I am tired of waking up every morning with knots in my stomach. I am tired of the constant arguing and debating that goes on every time I open my mouth. I am tired of being touched all the time. I am tired of having constant demands on me. I don’t know why God gave me four children when He knew that emotionally I couldn’t handle it. I am tired of always feeling the tears behind my eyes, begging to fall. I am tired of being tired. I am tired of feeling scared and alone. I am tired of feeling overwhelmed all the time. I am tired of everything I try to do getting screwed up. (like trying to upload pictures on this stupid site, trying to chunk it all and upload a whole new theme to start over and not havinga clue how to) I am tired of ALWAYS trying to hold it together and NOBODY understanding what that feels like. I am tired of being asked what the problem is when the problem is just WHO I AM, the way that God made me! I am just so damn tired….just really tired….So there’s the real Kitty! Voila!
Jun
16
June 16th, 2007 at 4:30 pm
I know how you feel Kitty. I’m feeling the same way lately. Hang in there. I love you and so does God.
P.S. So do your kids.
P.P.S. Your site looks GREAT.
June 16th, 2007 at 4:32 pm
Be careful not to color your hair right now!!!
June 17th, 2007 at 5:37 pm
amen! so I just have 3 kiddos but I feel the same way…today is a bad day for me…
June 19th, 2007 at 10:18 am
I’m tired too. I’m tired of being triple teamed by my kids. I’m tired of the fact that I took advice from those parenting articles to “give them choices” which I now do habitually, and it ALWAYS blows up in my face because they don’t agree on 1 choice and now I have to choose someone over the other. I’m tired. But I do have shoulders and ears that are particularly useful for catching those tears you’re holding back and hearing the cries of wondering “why did I have so many kids!?” And I love the 3 theraputic s’s: Starbucks, sun and shopping!

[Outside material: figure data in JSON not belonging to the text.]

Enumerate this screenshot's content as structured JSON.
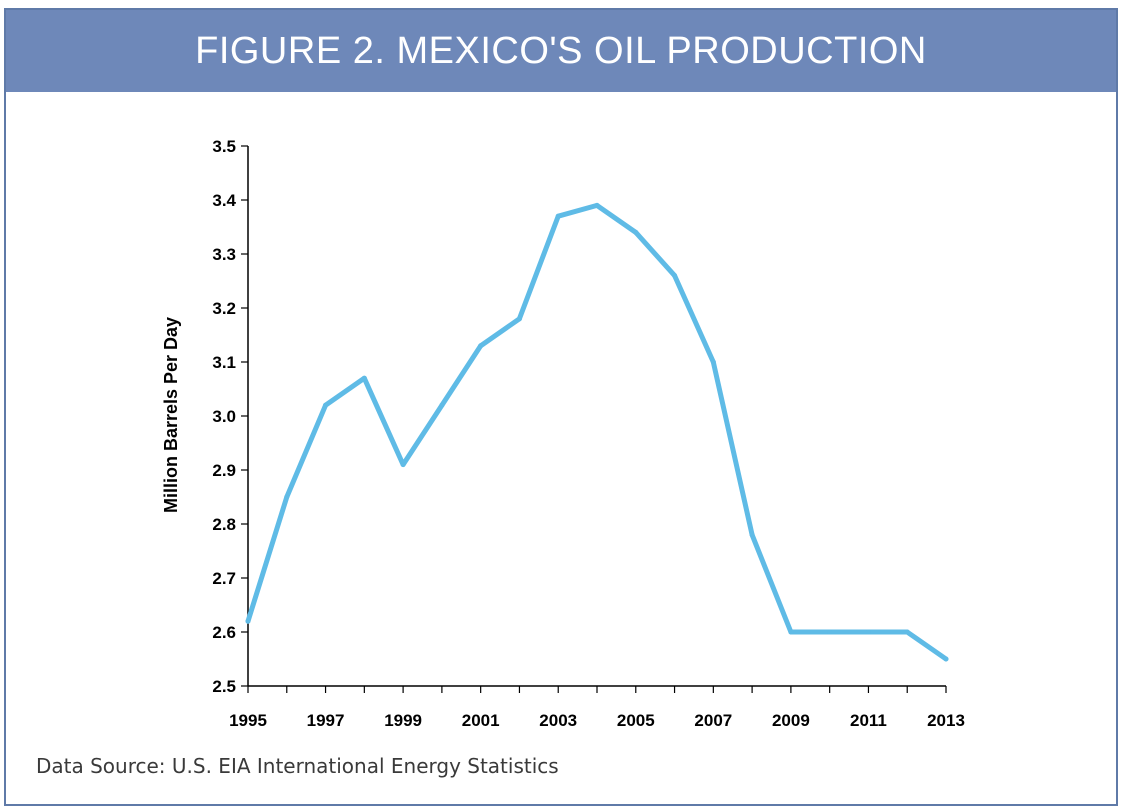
{
  "figure": {
    "title": "FIGURE 2. MEXICO'S OIL PRODUCTION",
    "source": "Data Source: U.S. EIA International Energy Statistics",
    "colors": {
      "banner": "#6e88b9",
      "line": "#5fbbe6",
      "axis": "#000000"
    }
  },
  "chart_data": {
    "type": "line",
    "title": "FIGURE 2. MEXICO'S OIL PRODUCTION",
    "xlabel": "",
    "ylabel": "Million Barrels Per Day",
    "ylim": [
      2.5,
      3.5
    ],
    "xlim": [
      1995,
      2013
    ],
    "grid": false,
    "legend": "none",
    "yticks": [
      "2.5",
      "2.6",
      "2.7",
      "2.8",
      "2.9",
      "3.0",
      "3.1",
      "3.2",
      "3.3",
      "3.4",
      "3.5"
    ],
    "xticks": [
      "1995",
      "1997",
      "1999",
      "2001",
      "2003",
      "2005",
      "2007",
      "2009",
      "2011",
      "2013"
    ],
    "series": [
      {
        "x": [
          1995,
          1996,
          1997,
          1998,
          1999,
          2000,
          2001,
          2002,
          2003,
          2004,
          2005,
          2006,
          2007,
          2008,
          2009,
          2010,
          2011,
          2012,
          2013
        ],
        "values": [
          2.62,
          2.85,
          3.02,
          3.07,
          2.91,
          3.02,
          3.13,
          3.18,
          3.37,
          3.39,
          3.34,
          3.26,
          3.1,
          2.78,
          2.6,
          2.6,
          2.6,
          2.6,
          2.55
        ]
      }
    ]
  }
}
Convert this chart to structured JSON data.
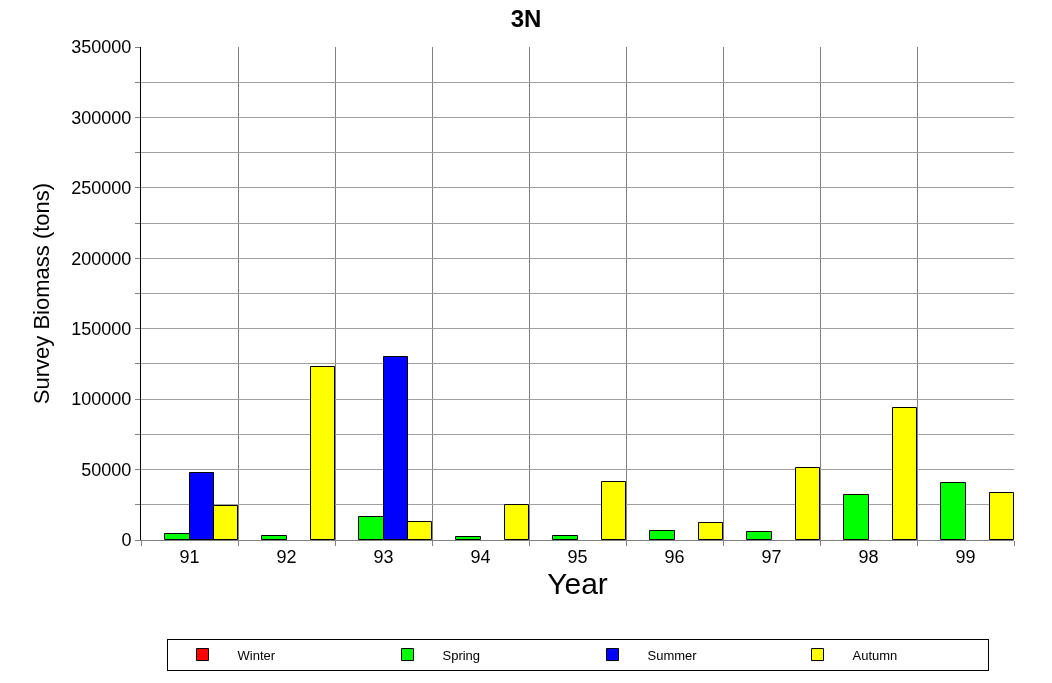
{
  "chart_data": {
    "type": "bar",
    "title": "3N",
    "xlabel": "Year",
    "ylabel": "Survey Biomass (tons)",
    "categories": [
      "91",
      "92",
      "93",
      "94",
      "95",
      "96",
      "97",
      "98",
      "99"
    ],
    "series": [
      {
        "name": "Winter",
        "color": "#ff0000",
        "values": [
          null,
          null,
          null,
          null,
          null,
          null,
          null,
          null,
          null
        ]
      },
      {
        "name": "Spring",
        "color": "#00ff00",
        "values": [
          4000,
          3000,
          16000,
          2000,
          3000,
          6500,
          6000,
          32000,
          40500
        ]
      },
      {
        "name": "Summer",
        "color": "#0000ff",
        "values": [
          47500,
          null,
          130000,
          null,
          null,
          null,
          null,
          null,
          null
        ]
      },
      {
        "name": "Autumn",
        "color": "#ffff00",
        "values": [
          24000,
          123000,
          13000,
          25000,
          41000,
          12000,
          51000,
          94000,
          33500
        ]
      }
    ],
    "ylim": [
      0,
      350000
    ],
    "yticks": [
      0,
      {
        "value": 25000,
        "label": null
      },
      50000,
      {
        "value": 75000,
        "label": null
      },
      100000,
      {
        "value": 125000,
        "label": null
      },
      150000,
      {
        "value": 175000,
        "label": null
      },
      200000,
      {
        "value": 225000,
        "label": null
      },
      250000,
      {
        "value": 275000,
        "label": null
      },
      300000,
      {
        "value": 325000,
        "label": null
      },
      350000
    ],
    "grid": true,
    "legend": "bottom"
  }
}
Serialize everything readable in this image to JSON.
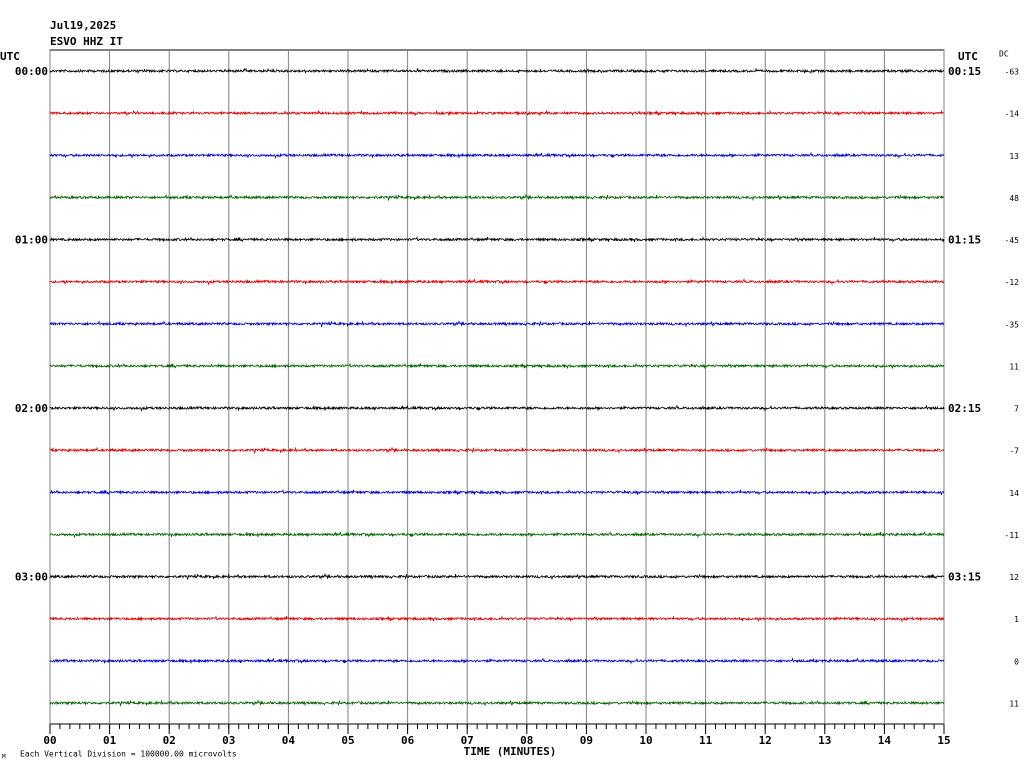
{
  "chart_data": {
    "type": "helicorder",
    "title": "Jul19,2025",
    "subtitle": "ESVO HHZ IT",
    "left_axis_label": "UTC",
    "right_axis_label": "UTC",
    "dc_label": "DC",
    "xlabel": "TIME (MINUTES)",
    "footnote": "Each Vertical Division = 100000.00 microvolts",
    "corner_mark": "M",
    "xlim": [
      0,
      15
    ],
    "xticks": [
      {
        "value": 0,
        "label": "00"
      },
      {
        "value": 1,
        "label": "01"
      },
      {
        "value": 2,
        "label": "02"
      },
      {
        "value": 3,
        "label": "03"
      },
      {
        "value": 4,
        "label": "04"
      },
      {
        "value": 5,
        "label": "05"
      },
      {
        "value": 6,
        "label": "06"
      },
      {
        "value": 7,
        "label": "07"
      },
      {
        "value": 8,
        "label": "08"
      },
      {
        "value": 9,
        "label": "09"
      },
      10,
      11,
      12,
      13,
      14,
      15
    ],
    "row_times_left": [
      "00:00",
      null,
      null,
      null,
      "01:00",
      null,
      null,
      null,
      "02:00",
      null,
      null,
      null,
      "03:00",
      null,
      null,
      null
    ],
    "row_times_right": [
      "00:15",
      null,
      null,
      null,
      "01:15",
      null,
      null,
      null,
      "02:15",
      null,
      null,
      null,
      "03:15",
      null,
      null,
      null
    ],
    "dc_values": [
      -63,
      -14,
      13,
      48,
      -45,
      -12,
      -35,
      11,
      7,
      -7,
      14,
      -11,
      12,
      1,
      0,
      11
    ],
    "trace_colors": [
      "#000000",
      "#e00000",
      "#0000d0",
      "#006400"
    ],
    "grid": true
  }
}
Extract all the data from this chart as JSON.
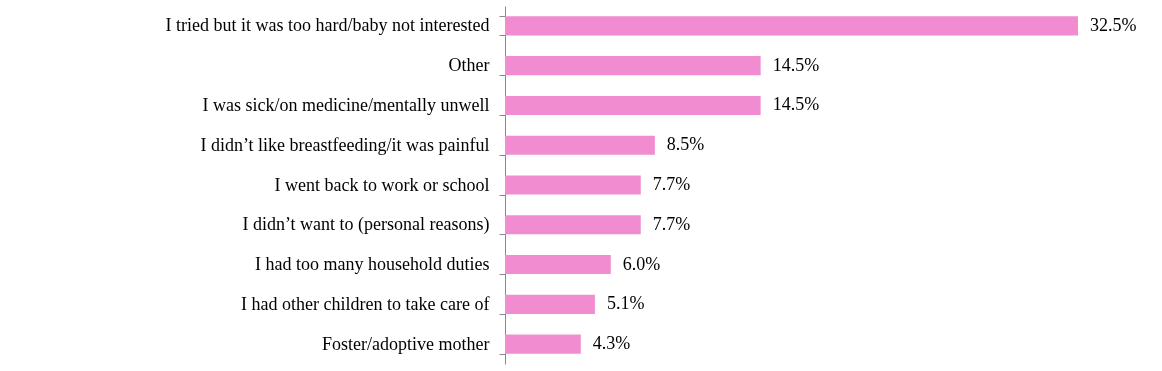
{
  "chart_data": {
    "type": "bar",
    "orientation": "horizontal",
    "categories": [
      "I tried but it was too hard/baby not interested",
      "Other",
      "I was sick/on medicine/mentally unwell",
      "I didn’t like breastfeeding/it was painful",
      "I went back to work or school",
      "I didn’t want to (personal reasons)",
      "I had too many household duties",
      "I had other children to take care of",
      "Foster/adoptive mother"
    ],
    "values": [
      32.5,
      14.5,
      14.5,
      8.5,
      7.7,
      7.7,
      6.0,
      5.1,
      4.3
    ],
    "value_labels": [
      "32.5%",
      "14.5%",
      "14.5%",
      "8.5%",
      "7.7%",
      "7.7%",
      "6.0%",
      "5.1%",
      "4.3%"
    ],
    "color": "#f08ccf",
    "grid": false
  }
}
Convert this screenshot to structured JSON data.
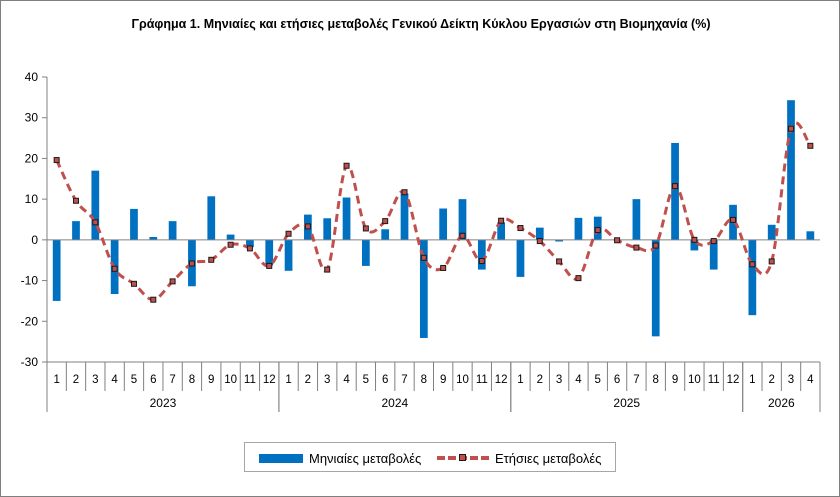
{
  "chart_data": {
    "type": "bar",
    "title": "Γράφημα 1. Μηνιαίες και ετήσιες μεταβολές  Γενικού Δείκτη Κύκλου Εργασιών στη Βιομηχανία (%)",
    "xlabel": "",
    "ylabel": "",
    "ylim": [
      -30,
      40
    ],
    "yticks": [
      -30,
      -20,
      -10,
      0,
      10,
      20,
      30,
      40
    ],
    "grid": false,
    "legend_position": "bottom",
    "categories": [
      "1",
      "2",
      "3",
      "4",
      "5",
      "6",
      "7",
      "8",
      "9",
      "10",
      "11",
      "12",
      "1",
      "2",
      "3",
      "4",
      "5",
      "6",
      "7",
      "8",
      "9",
      "10",
      "11",
      "12",
      "1",
      "2",
      "3",
      "4",
      "5",
      "6",
      "7",
      "8",
      "9",
      "10",
      "11",
      "12",
      "1",
      "2",
      "3",
      "4"
    ],
    "groups": [
      {
        "label": "2023",
        "count": 12
      },
      {
        "label": "2024",
        "count": 12
      },
      {
        "label": "2025",
        "count": 12
      },
      {
        "label": "2026",
        "count": 4
      }
    ],
    "series": [
      {
        "name": "Μηνιαίες μεταβολές",
        "type": "bar",
        "color": "#0070c0",
        "values": [
          -15.0,
          4.6,
          17.0,
          -13.3,
          7.6,
          0.7,
          4.6,
          -11.4,
          10.7,
          1.3,
          -1.8,
          -6.3,
          -7.6,
          6.2,
          5.3,
          10.4,
          -6.4,
          2.6,
          11.4,
          -24.1,
          7.7,
          10.0,
          -7.3,
          4.3,
          -9.1,
          3.0,
          -0.4,
          5.4,
          5.7,
          0.0,
          10.0,
          -23.7,
          23.8,
          -2.6,
          -7.3,
          8.6,
          -18.5,
          3.7,
          34.3,
          2.1
        ]
      },
      {
        "name": "Ετήσιες μεταβολές",
        "type": "line",
        "color": "#c0504d",
        "values": [
          19.6,
          9.6,
          4.3,
          -7.1,
          -10.8,
          -14.7,
          -10.2,
          -5.8,
          -4.9,
          -1.2,
          -2.1,
          -6.4,
          1.5,
          3.3,
          -7.3,
          18.2,
          2.8,
          4.6,
          11.7,
          -4.4,
          -6.9,
          1.0,
          -5.2,
          4.7,
          2.9,
          -0.3,
          -5.3,
          -9.4,
          2.4,
          -0.1,
          -1.9,
          -1.4,
          13.2,
          0.0,
          -0.3,
          4.9,
          -6.0,
          -5.3,
          27.3,
          23.1
        ]
      }
    ]
  }
}
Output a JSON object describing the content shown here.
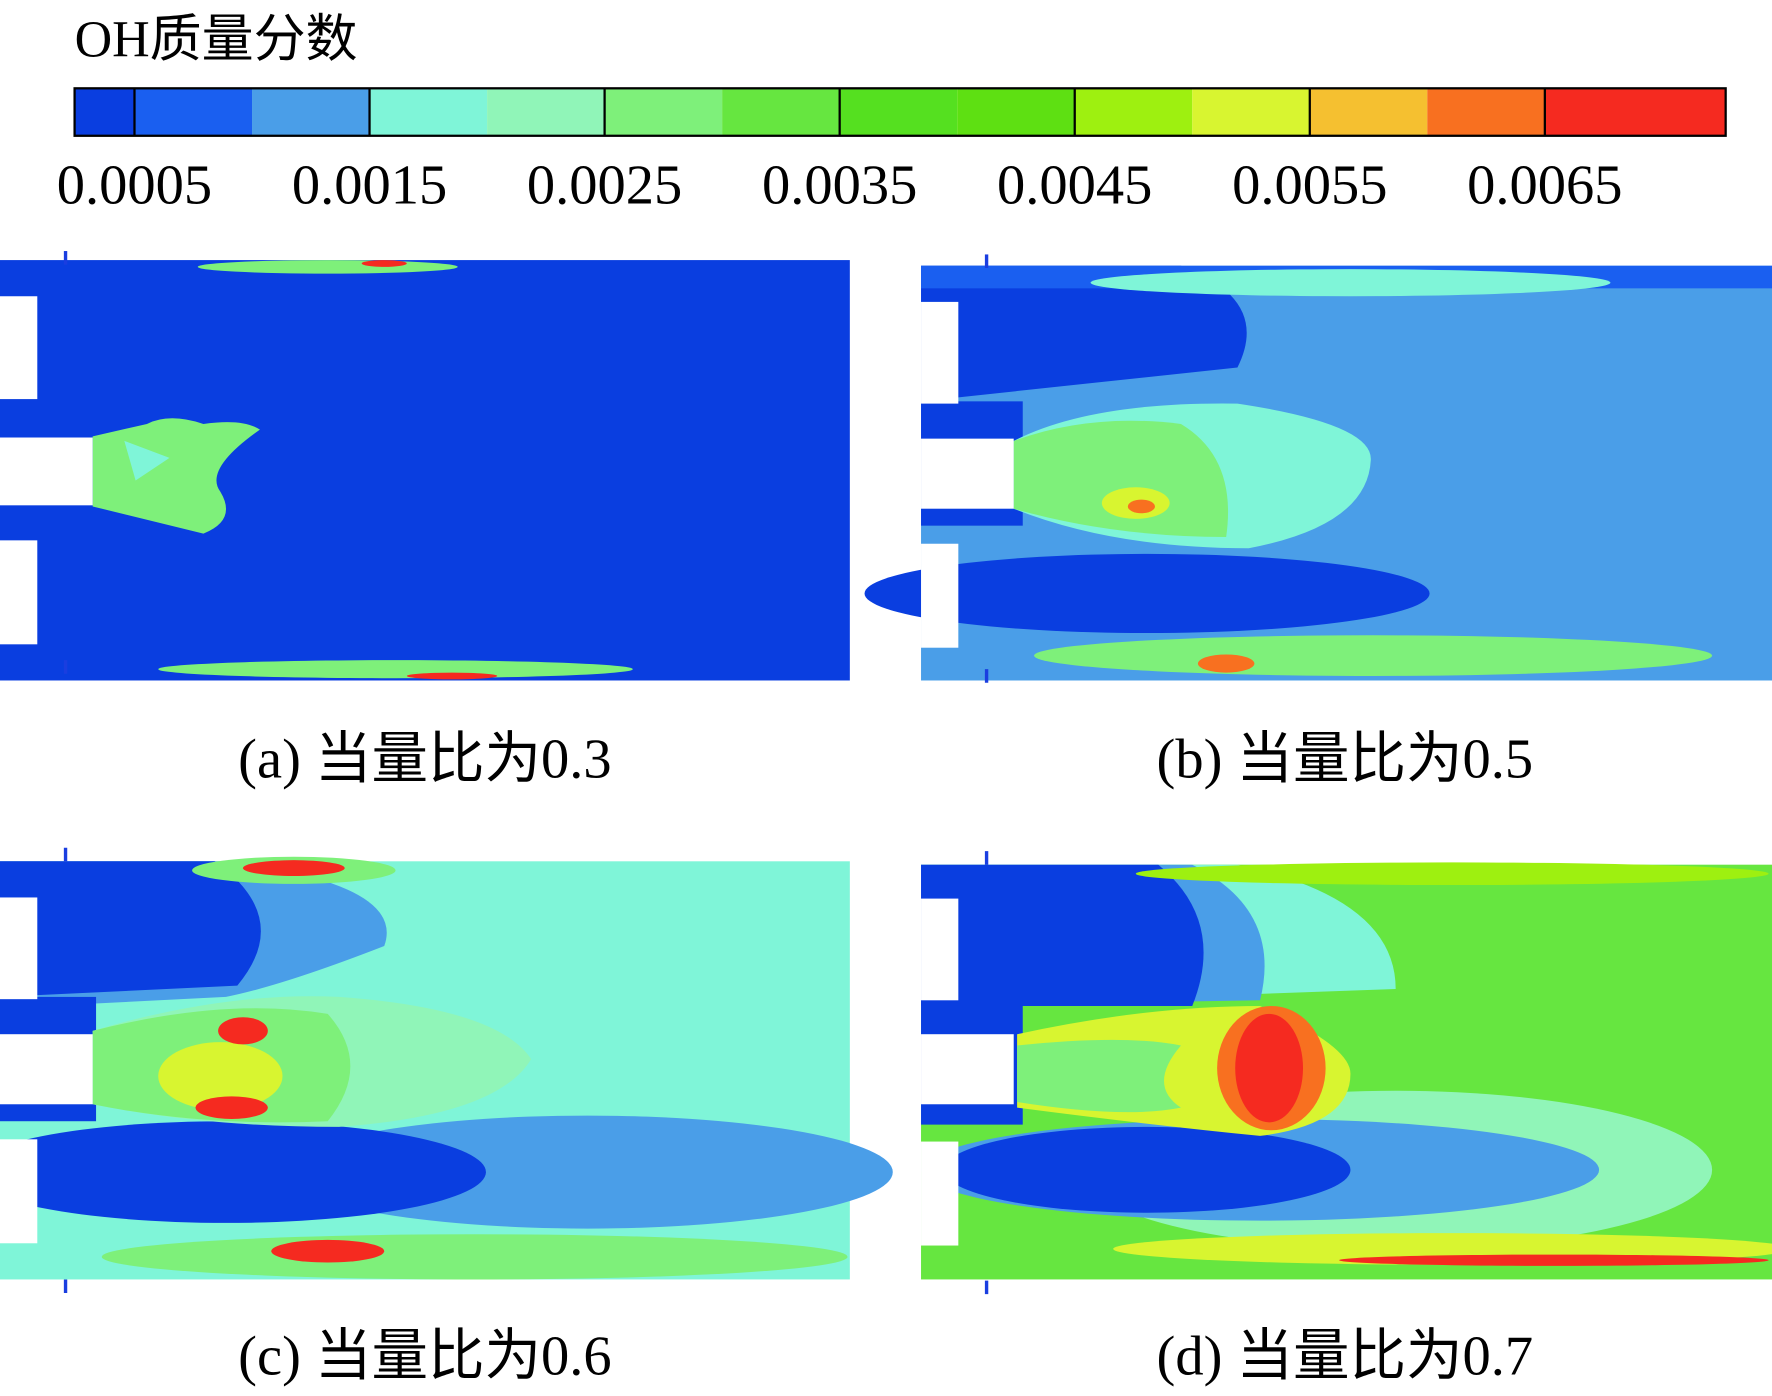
{
  "colorbar": {
    "title": "OH质量分数",
    "tick_labels": [
      "0.0005",
      "0.0015",
      "0.0025",
      "0.0035",
      "0.0045",
      "0.0055",
      "0.0065"
    ]
  },
  "panels": [
    {
      "caption": "(a) 当量比为0.3"
    },
    {
      "caption": "(b) 当量比为0.5"
    },
    {
      "caption": "(c) 当量比为0.6"
    },
    {
      "caption": "(d) 当量比为0.7"
    }
  ]
}
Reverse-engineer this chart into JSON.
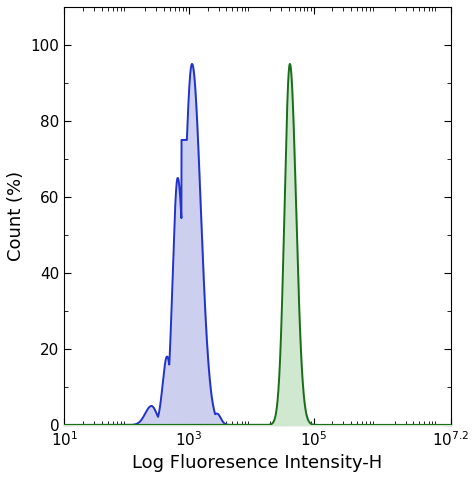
{
  "xlabel": "Log Fluoresence Intensity-H",
  "ylabel": "Count (%)",
  "xlim_log": [
    1,
    7.2
  ],
  "ylim": [
    0,
    110
  ],
  "yticks": [
    0,
    20,
    40,
    60,
    80,
    100
  ],
  "blue_color": "#2233cc",
  "blue_fill": "#ccd0ee",
  "green_color": "#1a6e1a",
  "green_fill": "#d0e8d0",
  "background_color": "#ffffff"
}
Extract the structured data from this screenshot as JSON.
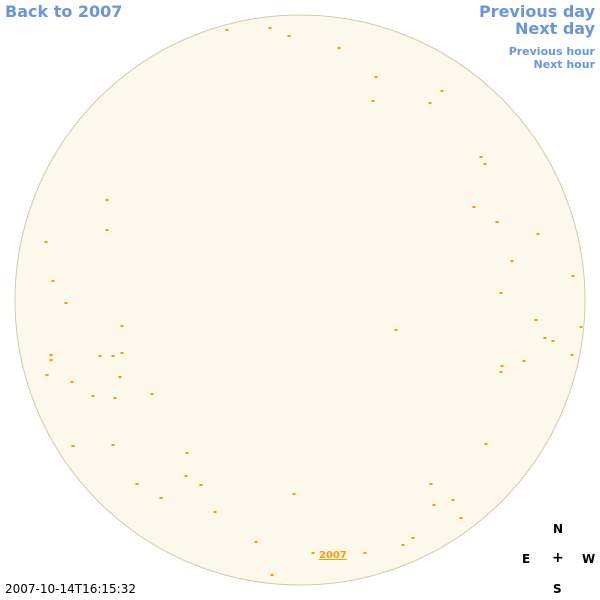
{
  "nav": {
    "back": "Back to 2007",
    "previous_day": "Previous day",
    "next_day": "Next day",
    "previous_hour": "Previous hour",
    "next_hour": "Next hour"
  },
  "timestamp": "2007-10-14T16:15:32",
  "compass": {
    "north": "N",
    "east": "E",
    "center": "+",
    "west": "W",
    "south": "S"
  },
  "year_link": "2007",
  "colors": {
    "disk_fill": "#fdf8ec",
    "disk_stroke": "#d4c9ad",
    "marker": "#ff9900",
    "nav": "#6b95d9"
  }
}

Which are all better when you share them! So call me and we’ll duct tape our kids to the basement wall and go somewhere.
June 20th, 2007 at 9:23 am
Oh, Anita, sounds sooooo good. I need a place to let my hair down!! I’m excited to hear that duct tape is allowed here. They didn’t like that idea in California!! And I will take you up on those shoulders and ears!!
June 20th, 2007 at 2:28 pm
Kitty,
So NOT true that being who you are is a problem. You are such a blessing to so many. Tell yourself the truth - YOU ARE WONDERFUL! Speak the truth in love to yourself, like you do to so many others. You may be tired, but you are wonderful and being a mother to four makes one very tired some days (months). I’ve seen a lot of good in you, so see it in yourself and give yourself a break.
Did you know I was a preacher??? I don’t mean to preach, but I hate to see you beat yourself up. I love you!